Rebase as an Alternative to Merge
While merging is definitely the easiest and most common way to integrate changes, it's not the only one: "Rebase" is an alternative means of integration.
Note
While rebasing definitely has its advantages over an off-the-shelf merge, it's also a matter of taste to a great extent: some teams prefer to use rebase, others prefer merge.
As rebasing is quite a bit more complex than merging, my recommendation is that you skip this chapter unless you and your team are absolutely sure you want to use it. Another option is to return to this chapter after you've had some practice with the basic workflow in Git.
Understanding Merge a Little Better
Before we can dive into rebase, we'll have to get into a little more detail about merge. When Git performs a merge, it looks for three commits:
- (1) Common ancestor commit
If you follow the history of two branches in a project, they always have at least one commit in common: at this point in time, both branches had the same content and then evolved differently. - (2) + (3) Endpoints of each branch
The goal of an integration is to combine the current states of two branches. Therefore, their respective latest revisions are of special interest.
Combining these three commits will result in the integration we're aiming for.
Fast-Forward or Merge Commit
In very simple cases, one of the two branches doesn't have any new commits since the branching happened - its latest commit is still the common ancestor.
In this case, performing the integration is dead simple: Git can just add all the commits of the other branch on top of the common ancestor commit. In Git, this simplest form of integration is called a "fast-forward" merge. Both branches then share the exact same history.
In a lot of cases, however, both branches moved forward individually.

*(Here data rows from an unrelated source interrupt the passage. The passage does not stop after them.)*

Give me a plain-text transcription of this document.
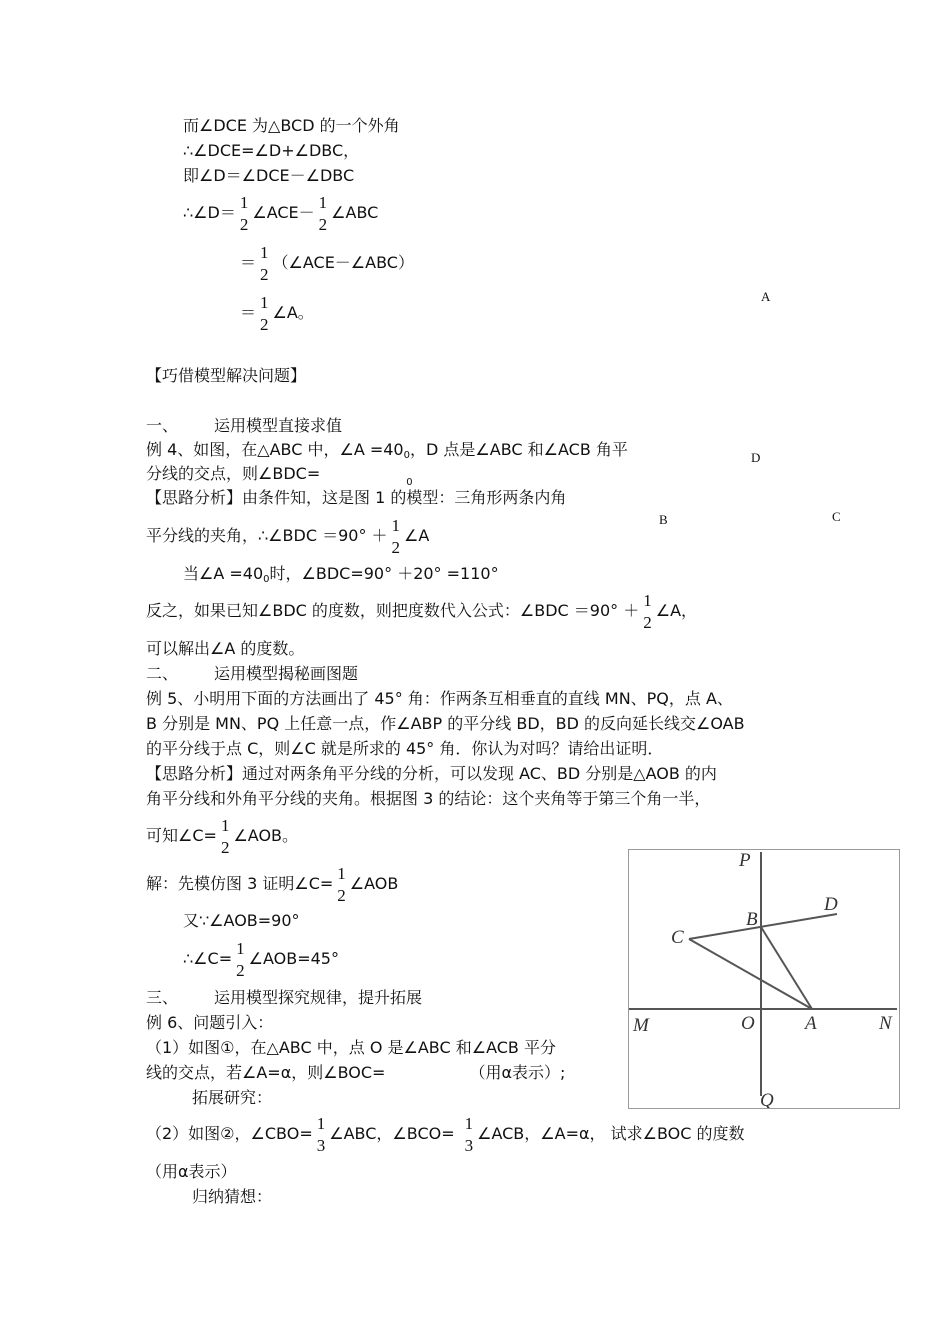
而∠DCE 为△BCD 的一个外角
∴∠DCE=∠D+∠DBC，
即∠D＝∠DCE－∠DBC
∴∠D＝
1
2
∠ACE－
1
2
∠ABC
＝
1
2
（∠ACE－∠ABC）
＝
1
2
∠A。
A
D
B	C
【巧借模型解决问题】
一、 运用模型直接求值
例 4、如图，在△ABC 中，∠A =400，D 点是∠ABC 和∠ACB 角平
分线的交点，则∠BDC=	$_0$
【思路分析】由条件知，这是图 1 的模型：三角形两条内角
平分线的夹角，∴∠BDC ＝90° ＋
1
2
∠A
当∠A =400时，∠BDC=90° ＋20° =110°
反之，如果已知∠BDC 的度数，则把度数代入公式：∠BDC ＝90° ＋
1
2
∠A，
可以解出∠A 的度数。
二、 运用模型揭秘画图题
例 5、小明用下面的方法画出了 45° 角：作两条互相垂直的直线 MN、PQ，点 A、
B 分别是 MN、PQ 上任意一点，作∠ABP 的平分线 BD，BD 的反向延长线交∠OAB
的平分线于点 C，则∠C 就是所求的 45° 角．你认为对吗？请给出证明．
【思路分析】通过对两条角平分线的分析，可以发现 AC、BD 分别是△AOB 的内
角平分线和外角平分线的夹角。根据图 3 的结论：这个夹角等于第三个角一半，
可知∠C=
1
2
∠AOB。
解：先模仿图 3 证明∠C=
1
2
∠AOB
又∵∠AOB=90°
∴∠C=
1
2
∠AOB=45°
P
D
B
C
M	O	A	N
Q
三、 运用模型探究规律，提升拓展
例 6、问题引入：
（1）如图①，在△ABC 中，点 O 是∠ABC 和∠ACB 平分
线的交点，若∠A=α，则∠BOC=	（用α表示）;
拓展研究：
（2）如图②，∠CBO=
1
3
∠ABC，∠BCO=
1
3
∠ACB，∠A=α， 试求∠BOC 的度数
（用α表示）
归纳猜想：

To make an integration, Git will have to create a new commit that contains the differences between them - the merge commit.
Human Commits & Merge Commits
Normally, a commit is carefully created by a human being. It's a meaningful unit that wraps only related changes and annotates them with a comment.
A merge commit is a bit different: instead of being created by a developer, it gets created automatically by Git. And instead of wrapping a set of related changes, its purpose is to connect two branches, just like a knot. If you want to understand a merge operation later, you need to take a look at the history of both branches and the corresponding commit graph.
Integrating with Rebase
Some people prefer to go without such automatic merge commits. Instead, they want the project's history to look as if it had evolved in a single, straight line. No indication remains that it had been split into multiple branches at some point.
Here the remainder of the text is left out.